What's the big idea?
For teachers and administrators trying to make a case for investing in such modern niceties as computers and projectors, the big idea at the center of Mayer's research is that, when used correctly, multimedia both improves information retention and understanding (that higher-quality form of learning that leads to knowledge). Incidentally, Mayer's research also shows that instruction conveyed using multimedia helps students at the less-proficient end of the educational performance spectrum – a disproportionate number of whom are in Title I schools eligible for NCLB funding – more than those at the higher end.
The trouble is, citing Mayer's research or anyone else's, one can't simply declare outright that multimedia is an unqualified boon to the teaching profession. Because when the wheat is separated from the chaff, whether multimedia instruction is good or bad depends almost entirely on those who design the multimedia materials and those who teach with them.
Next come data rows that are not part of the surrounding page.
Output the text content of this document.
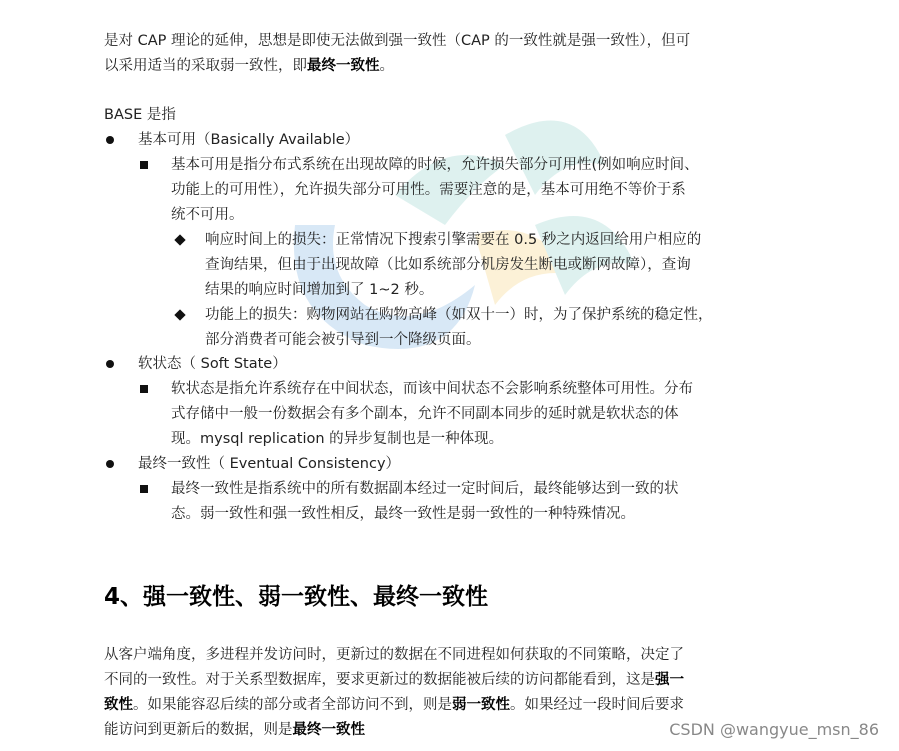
是对 CAP 理论的延伸，思想是即使无法做到强一致性（CAP 的一致性就是强一致性），但可
以采用适当的采取弱一致性，即最终一致性。
BASE 是指
基本可用（Basically Available）
基本可用是指分布式系统在出现故障的时候，允许损失部分可用性(例如响应时间、
功能上的可用性），允许损失部分可用性。需要注意的是，基本可用绝不等价于系
统不可用。
响应时间上的损失：正常情况下搜索引擎需要在 0.5 秒之内返回给用户相应的
查询结果，但由于出现故障（比如系统部分机房发生断电或断网故障），查询
结果的响应时间增加到了 1~2 秒。
功能上的损失：购物网站在购物高峰（如双十一）时，为了保护系统的稳定性，
部分消费者可能会被引导到一个降级页面。
软状态（ Soft State）
软状态是指允许系统存在中间状态，而该中间状态不会影响系统整体可用性。分布
式存储中一般一份数据会有多个副本，允许不同副本同步的延时就是软状态的体
现。mysql replication 的异步复制也是一种体现。
最终一致性（ Eventual Consistency）
最终一致性是指系统中的所有数据副本经过一定时间后，最终能够达到一致的状
态。弱一致性和强一致性相反，最终一致性是弱一致性的一种特殊情况。
4、强一致性、弱一致性、最终一致性
从客户端角度，多进程并发访问时，更新过的数据在不同进程如何获取的不同策略，决定了
不同的一致性。对于关系型数据库，要求更新过的数据能被后续的访问都能看到，这是强一
致性。如果能容忍后续的部分或者全部访问不到，则是弱一致性。如果经过一段时间后要求
能访问到更新后的数据，则是最终一致性	CSDN @wangyue_msn_86
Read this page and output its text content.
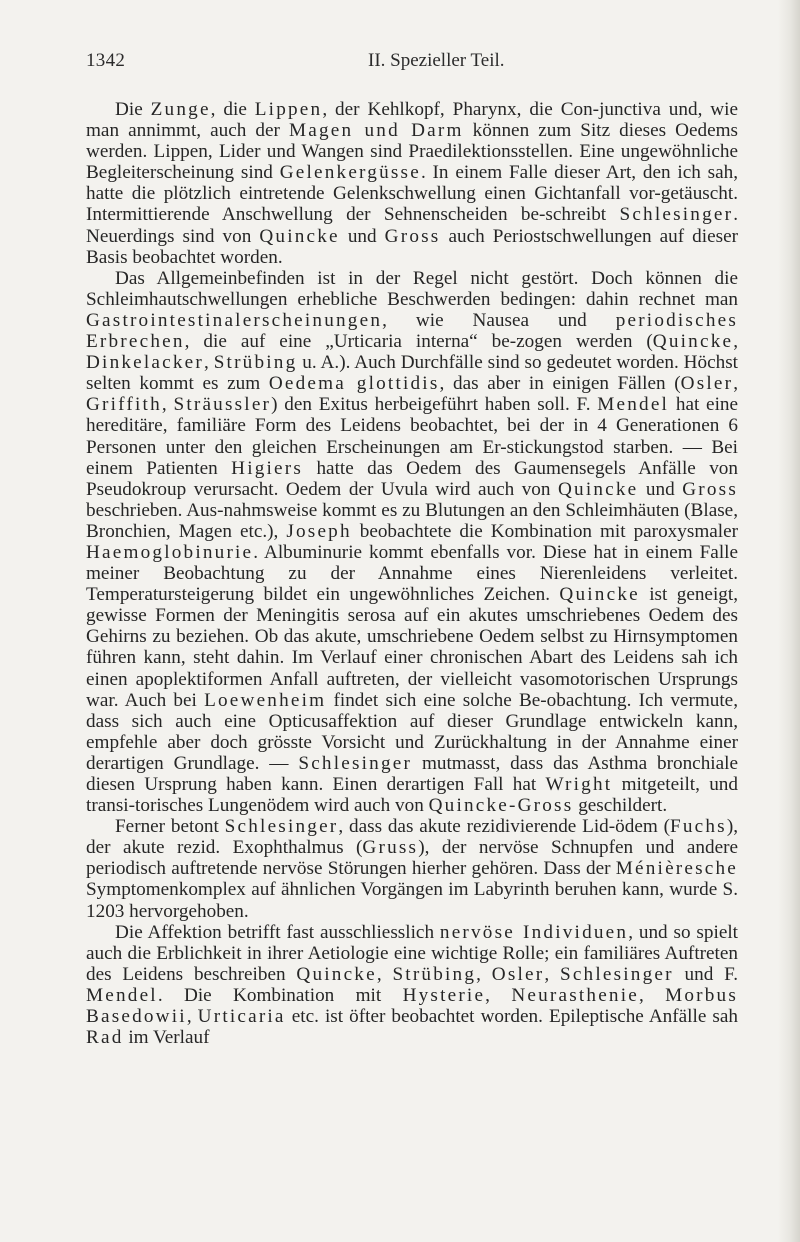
1342	II. Spezieller Teil.

Die Zunge, die Lippen, der Kehlkopf, Pharynx, die Con-junctiva und, wie man annimmt, auch der Magen und Darm können zum Sitz dieses Oedems werden. Lippen, Lider und Wangen sind Praedilektionsstellen. Eine ungewöhnliche Begleiterscheinung sind Gelenkergüsse. In einem Falle dieser Art, den ich sah, hatte die plötzlich eintretende Gelenkschwellung einen Gichtanfall vor-getäuscht. Intermittierende Anschwellung der Sehnenscheiden be-schreibt Schlesinger. Neuerdings sind von Quincke und Gross auch Periostschwellungen auf dieser Basis beobachtet worden.

Das Allgemeinbefinden ist in der Regel nicht gestört. Doch können die Schleimhautschwellungen erhebliche Beschwerden bedingen: dahin rechnet man Gastrointestinalerscheinungen, wie Nausea und periodisches Erbrechen, die auf eine „Urticaria interna“ be-zogen werden (Quincke, Dinkelacker, Strübing u. A.). Auch Durchfälle sind so gedeutet worden. Höchst selten kommt es zum Oedema glottidis, das aber in einigen Fällen (Osler, Griffith, Sträussler) den Exitus herbeigeführt haben soll. F. Mendel hat eine hereditäre, familiäre Form des Leidens beobachtet, bei der in 4 Generationen 6 Personen unter den gleichen Erscheinungen am Er-stickungstod starben. — Bei einem Patienten Higiers hatte das Oedem des Gaumensegels Anfälle von Pseudokroup verursacht. Oedem der Uvula wird auch von Quincke und Gross beschrieben. Aus-nahmsweise kommt es zu Blutungen an den Schleimhäuten (Blase, Bronchien, Magen etc.), Joseph beobachtete die Kombination mit paroxysmaler Haemoglobinurie. Albuminurie kommt ebenfalls vor. Diese hat in einem Falle meiner Beobachtung zu der Annahme eines Nierenleidens verleitet. Temperatursteigerung bildet ein ungewöhnliches Zeichen. Quincke ist geneigt, gewisse Formen der Meningitis serosa auf ein akutes umschriebenes Oedem des Gehirns zu beziehen. Ob das akute, umschriebene Oedem selbst zu Hirnsymptomen führen kann, steht dahin. Im Verlauf einer chronischen Abart des Leidens sah ich einen apoplektiformen Anfall auftreten, der vielleicht vasomotorischen Ursprungs war. Auch bei Loewenheim findet sich eine solche Be-obachtung. Ich vermute, dass sich auch eine Opticusaffektion auf dieser Grundlage entwickeln kann, empfehle aber doch grösste Vorsicht und Zurückhaltung in der Annahme einer derartigen Grundlage. — Schlesinger mutmasst, dass das Asthma bronchiale diesen Ursprung haben kann. Einen derartigen Fall hat Wright mitgeteilt, und transi-torisches Lungenödem wird auch von Quincke-Gross geschildert.

Ferner betont Schlesinger, dass das akute rezidivierende Lid-ödem (Fuchs), der akute rezid. Exophthalmus (Gruss), der nervöse Schnupfen und andere periodisch auftretende nervöse Störungen hierher gehören. Dass der Ménièresche Symptomenkomplex auf ähnlichen Vorgängen im Labyrinth beruhen kann, wurde S. 1203 hervorgehoben.

Die Affektion betrifft fast ausschliesslich nervöse Individuen, und so spielt auch die Erblichkeit in ihrer Aetiologie eine wichtige Rolle; ein familiäres Auftreten des Leidens beschreiben Quincke, Strübing, Osler, Schlesinger und F. Mendel. Die Kombination mit Hysterie, Neurasthenie, Morbus Basedowii, Urticaria etc. ist öfter beobachtet worden. Epileptische Anfälle sah Rad im Verlauf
As compelling as his research on the potential benefits of multimedia in the classroom is, Mayer also has plenty of research suggesting that poor use of multimedia may be worse than no multimedia at all. Too many bells and whistles on a PowerPoint slide can overload the auditory and visual channels, says Mayer, diminishing a person's ability to understand the information it presents. Likewise, extraneous graphics, sounds or animation – elements that do not relate directly to the core message of a slide – can distract and fragment a student's attention rather than focus it. Depending on how the presenter or teacher incorporates multimedia into their message or lesson, it can help facilitate the understanding mode of learning, or work against it.
As it turns out, multimedia technology is the neutral part of this information-transfer equation, so how we choose to use it makes all the difference in the world. Unfortunately for those who crave the certainty of science, the quality of the content and the skill of the person presenting it are devilishly tough intangibles to isolate in the lab. That won't stop scientists from trying, but it may explain why they could have difficulty succeeding.
Tad Simons is editor-in-chief of Presentations magazine.